Heavy spoke at lengthy with Cahaly about the 2020 election on June 29, 2020.
In the interview, Cahaly told Heavy that the firm has changed its methodology somewhat for 2020 but wasn’t going to reveal all of that information until the election was over. However, he said that he believes most other polls are inaccurate, calling them “Pony Express polling that most of the other groups use these days.”
For example, he believes that calling a small number of households’ landlines with long questionnaires isn’t very effective because “I don’t think average people take those polls.” He said such polling tends to over represent “people who care too much on both sides. It over represents the people who have strong opinions. The people in the middle don’t have time to fool with it.”
He believes that people are more hesitant to tell pollsters who they’re voting for today than they were in 2016 because we live in a society in which “people get penalized for their opinions. They’re not going to tell you what they think of the protests, of the riots, of statues. It’s significantly worse, especially with groups that it would be out of character for them to say so.” For example, he feels there is more minority and college-educated female support for Trump than people will admit.
He said Trafalgar does do some phone calls, but “we compensate for that in the way we ask the questions,” and the firm also does a lot of digital, text, email, and other methods. “We guarantee anonymity. We’re not working for a campaign or party.”

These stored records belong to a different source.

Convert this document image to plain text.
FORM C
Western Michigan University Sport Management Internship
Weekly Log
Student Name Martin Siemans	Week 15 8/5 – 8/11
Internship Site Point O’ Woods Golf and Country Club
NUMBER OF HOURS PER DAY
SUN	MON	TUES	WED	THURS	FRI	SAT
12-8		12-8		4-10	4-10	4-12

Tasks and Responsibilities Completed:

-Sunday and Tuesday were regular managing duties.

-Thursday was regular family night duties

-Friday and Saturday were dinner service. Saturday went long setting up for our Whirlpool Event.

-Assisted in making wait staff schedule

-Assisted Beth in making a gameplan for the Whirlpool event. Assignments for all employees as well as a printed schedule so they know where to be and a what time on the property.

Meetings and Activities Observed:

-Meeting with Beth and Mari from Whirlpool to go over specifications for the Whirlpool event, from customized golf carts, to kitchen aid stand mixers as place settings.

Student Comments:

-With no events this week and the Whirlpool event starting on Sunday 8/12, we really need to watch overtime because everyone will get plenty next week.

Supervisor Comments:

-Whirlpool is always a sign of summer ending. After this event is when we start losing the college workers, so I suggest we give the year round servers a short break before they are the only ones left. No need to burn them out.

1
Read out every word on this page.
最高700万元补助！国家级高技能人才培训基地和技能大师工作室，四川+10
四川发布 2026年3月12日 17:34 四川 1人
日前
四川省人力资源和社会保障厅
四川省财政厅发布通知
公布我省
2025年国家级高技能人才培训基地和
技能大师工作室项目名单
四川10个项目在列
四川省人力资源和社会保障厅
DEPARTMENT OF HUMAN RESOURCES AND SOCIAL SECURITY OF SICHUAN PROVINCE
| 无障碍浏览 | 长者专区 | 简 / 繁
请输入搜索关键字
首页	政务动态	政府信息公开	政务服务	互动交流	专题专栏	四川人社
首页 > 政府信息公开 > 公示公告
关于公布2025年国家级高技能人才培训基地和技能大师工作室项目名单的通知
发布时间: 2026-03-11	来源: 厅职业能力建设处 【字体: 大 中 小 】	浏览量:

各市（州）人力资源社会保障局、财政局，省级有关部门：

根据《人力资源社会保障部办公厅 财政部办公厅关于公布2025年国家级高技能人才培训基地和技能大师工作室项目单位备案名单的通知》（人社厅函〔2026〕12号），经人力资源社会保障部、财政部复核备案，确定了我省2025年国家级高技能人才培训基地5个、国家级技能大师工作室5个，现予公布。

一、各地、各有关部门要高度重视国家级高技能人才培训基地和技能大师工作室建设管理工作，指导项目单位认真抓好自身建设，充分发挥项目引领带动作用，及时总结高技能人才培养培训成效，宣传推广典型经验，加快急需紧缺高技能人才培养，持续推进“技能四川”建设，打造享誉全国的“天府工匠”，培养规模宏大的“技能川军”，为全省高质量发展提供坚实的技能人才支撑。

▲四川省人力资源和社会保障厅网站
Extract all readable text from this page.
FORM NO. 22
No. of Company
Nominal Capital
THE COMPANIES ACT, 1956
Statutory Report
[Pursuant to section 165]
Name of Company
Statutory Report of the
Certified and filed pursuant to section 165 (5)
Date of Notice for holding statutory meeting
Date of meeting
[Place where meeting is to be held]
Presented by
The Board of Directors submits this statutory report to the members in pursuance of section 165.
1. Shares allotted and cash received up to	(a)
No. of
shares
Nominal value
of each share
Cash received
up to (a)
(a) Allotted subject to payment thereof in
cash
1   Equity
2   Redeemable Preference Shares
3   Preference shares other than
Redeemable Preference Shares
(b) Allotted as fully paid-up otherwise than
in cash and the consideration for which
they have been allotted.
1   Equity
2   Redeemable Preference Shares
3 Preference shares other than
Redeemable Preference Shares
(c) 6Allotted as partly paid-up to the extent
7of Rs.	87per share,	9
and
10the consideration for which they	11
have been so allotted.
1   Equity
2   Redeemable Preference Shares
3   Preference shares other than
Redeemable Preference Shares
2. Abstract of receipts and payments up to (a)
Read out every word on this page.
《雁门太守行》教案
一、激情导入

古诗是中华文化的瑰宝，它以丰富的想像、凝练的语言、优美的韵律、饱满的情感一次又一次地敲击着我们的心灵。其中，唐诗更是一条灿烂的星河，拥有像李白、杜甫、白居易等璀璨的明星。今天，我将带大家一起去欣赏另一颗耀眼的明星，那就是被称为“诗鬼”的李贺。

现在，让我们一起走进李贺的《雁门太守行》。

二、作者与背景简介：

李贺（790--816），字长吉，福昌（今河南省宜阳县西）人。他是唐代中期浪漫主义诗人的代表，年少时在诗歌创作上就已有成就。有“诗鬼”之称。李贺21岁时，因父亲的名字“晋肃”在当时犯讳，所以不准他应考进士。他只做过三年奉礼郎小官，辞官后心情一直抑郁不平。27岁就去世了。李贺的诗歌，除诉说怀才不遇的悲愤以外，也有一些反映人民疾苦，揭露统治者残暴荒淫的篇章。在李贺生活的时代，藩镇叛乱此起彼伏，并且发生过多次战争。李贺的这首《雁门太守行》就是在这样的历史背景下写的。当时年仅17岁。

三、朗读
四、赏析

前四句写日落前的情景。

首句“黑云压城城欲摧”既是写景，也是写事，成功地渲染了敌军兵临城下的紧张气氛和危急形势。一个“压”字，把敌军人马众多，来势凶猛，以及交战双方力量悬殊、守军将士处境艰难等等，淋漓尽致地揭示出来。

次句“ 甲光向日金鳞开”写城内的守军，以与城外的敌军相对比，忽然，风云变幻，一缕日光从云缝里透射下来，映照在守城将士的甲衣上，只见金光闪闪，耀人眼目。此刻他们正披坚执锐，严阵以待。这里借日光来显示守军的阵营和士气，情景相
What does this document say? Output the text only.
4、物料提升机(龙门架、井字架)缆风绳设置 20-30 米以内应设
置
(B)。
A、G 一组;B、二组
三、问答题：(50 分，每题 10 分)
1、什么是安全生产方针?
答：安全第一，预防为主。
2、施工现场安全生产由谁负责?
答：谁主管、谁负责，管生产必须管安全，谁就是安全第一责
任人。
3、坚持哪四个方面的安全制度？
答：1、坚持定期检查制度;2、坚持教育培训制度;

He said the firm has ways of getting at the social desirability effect that he wouldn’t detail. He said he believes that the 7.5 percent in the Wisconsin poll listed as supporting a third-party candidate actually contains a “few percent for Trump in there.” He called those shy or “reluctant voters.” He believed there would have been a social desirability effect with Bernie Sanders too but not with Biden.
He added that people don’t trust pollsters. “People don’t want to be on a list,” he said.
“I can tell you looking internally I think there is a significant amount of people for Trump” in the undecided or third-party category, he said.
He said the biggest risk for Democrats is “overconfidence.”
Cahaly said the firm works hard to identify a pool of voters who aren’t consistent voters. Perhaps they voted provisionally. They created a “fingerprint of what a Trump voter looked like,” and matched it to the characteristics of voters who “hadn’t voted in many years” to get them back “in the pool” of those who might be sampled. He said that he doesn’t believe the firm undersampled certain demographic groups, like ethnic minorities, because they are likely included in the unidentified demographic category as a lot of states don’t collect that information about voters.
He thinks that voters “like Joe Biden” generally but that some are concerned he’s not the one who will be “running the show.”
He insisted that the “pony express polling model” that he believes others use “is wrong” and said that the people who got it wrong in 2016 “refuse to change. They need to get into the real world a bit.”